Access Denied

Muslim scholar Tariq Ramadan, a prominent critic of U.S. foreign policy, has been denied a visa by the U.S. government even though some rather flimsy-sounding charges against him of supporting terrorism have been dropped. In 2004, Ramadan accepted a tenured position at the University of Notre Dame, rented a house in South Bend, Indiana and enrolled his children in school there, only to be barred from entering the country on the grounds that he allegedly “endorsed or espoused” terrorist activity.

Personally, I don’t see why expressing support for terrorism, as apposed to actually being connected to a terrorist conspiracy or knowingly providing terrorists with funds, should be considered anything other than protected free speech but the point is moot since the government subsequently dropped that charge anyway (indeed Ramadan insists that he abhors terrorism in all its forms).

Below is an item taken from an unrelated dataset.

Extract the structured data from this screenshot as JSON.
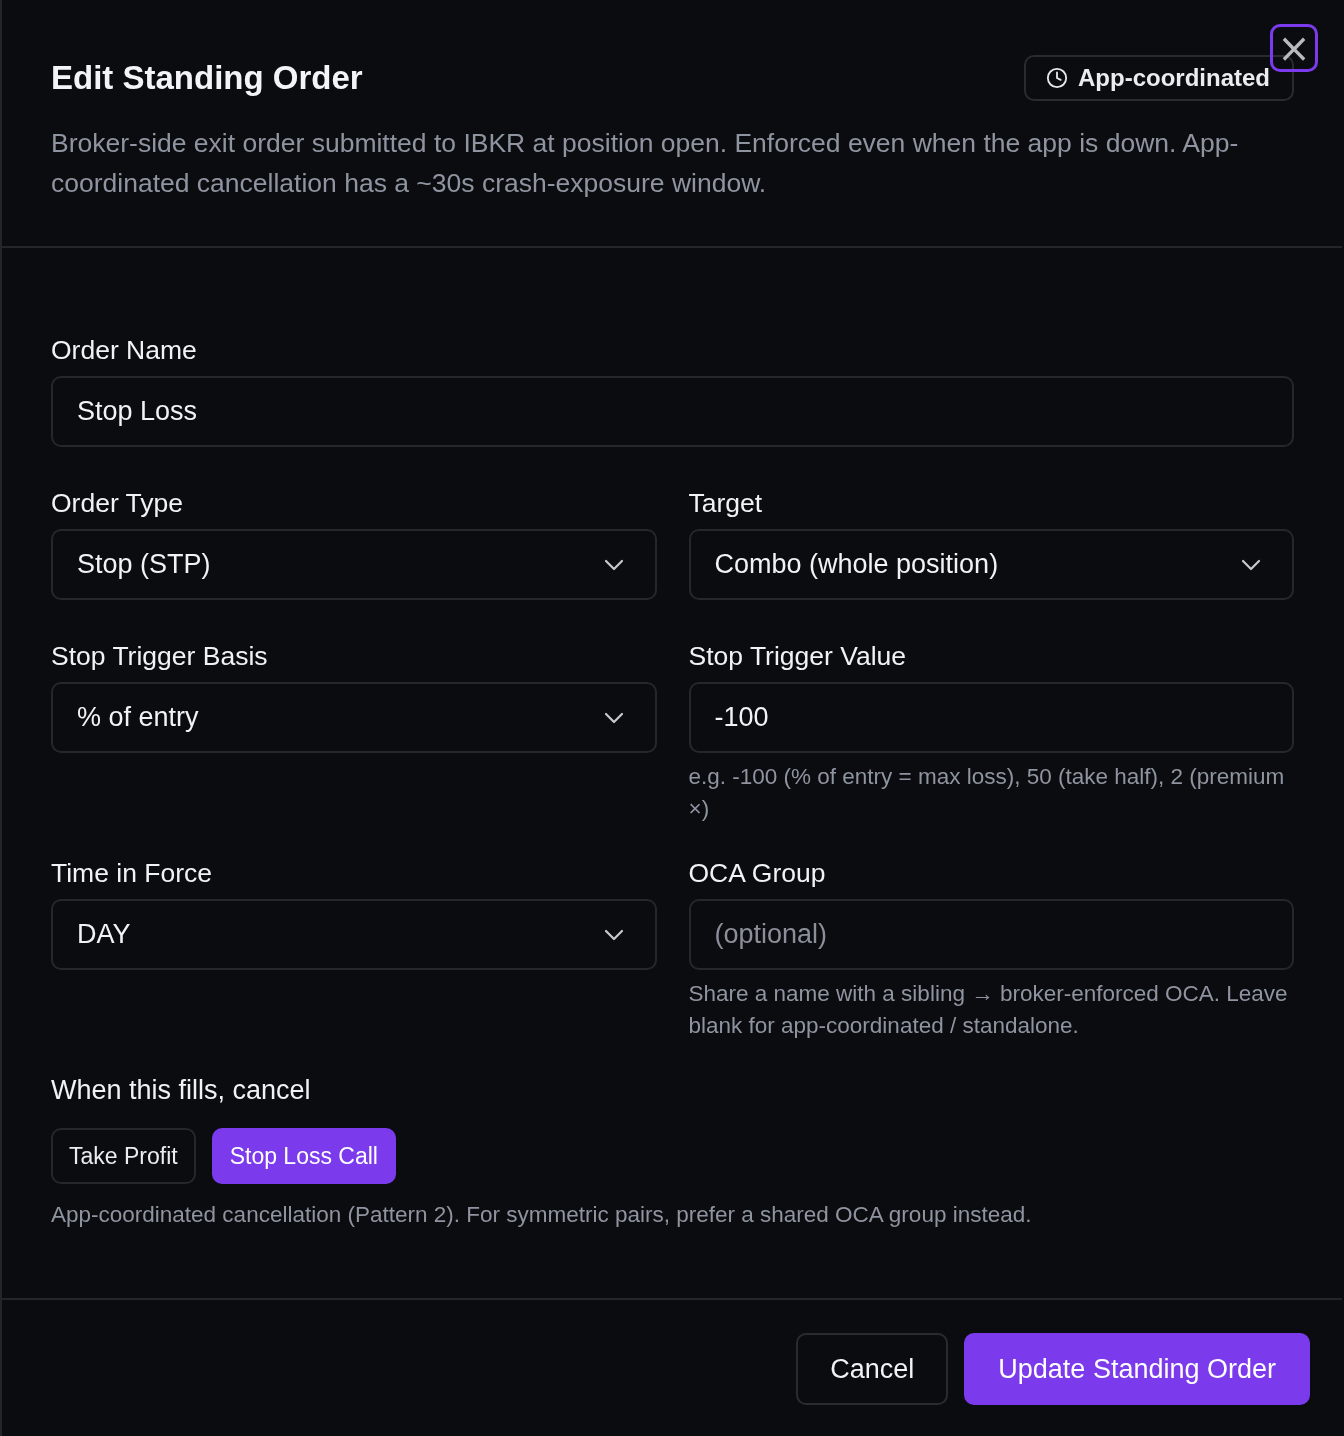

Ramadan was able to enter the country on a temporary visa to lecture at Harvard that year but did not even get a response to his application for another temporary visa to lecture again the following year. Following an ACLU lawsuit, Ramadan learned that his application has been denied on the grounds that he allegedly provided “material support to a terrorist organisation.” The “material support” in question were donations made by Ramadan to what he and the ACLU say are legitimate French and Swiss charities that provide humanitarian aid to Palestinians. The State Department refuses to discuss any further details. It’s hard to see this case as anything but a politically-motivated effort to muffle dissent, or the administration’s use of vague insinuations to banish its critics as anything but ominous.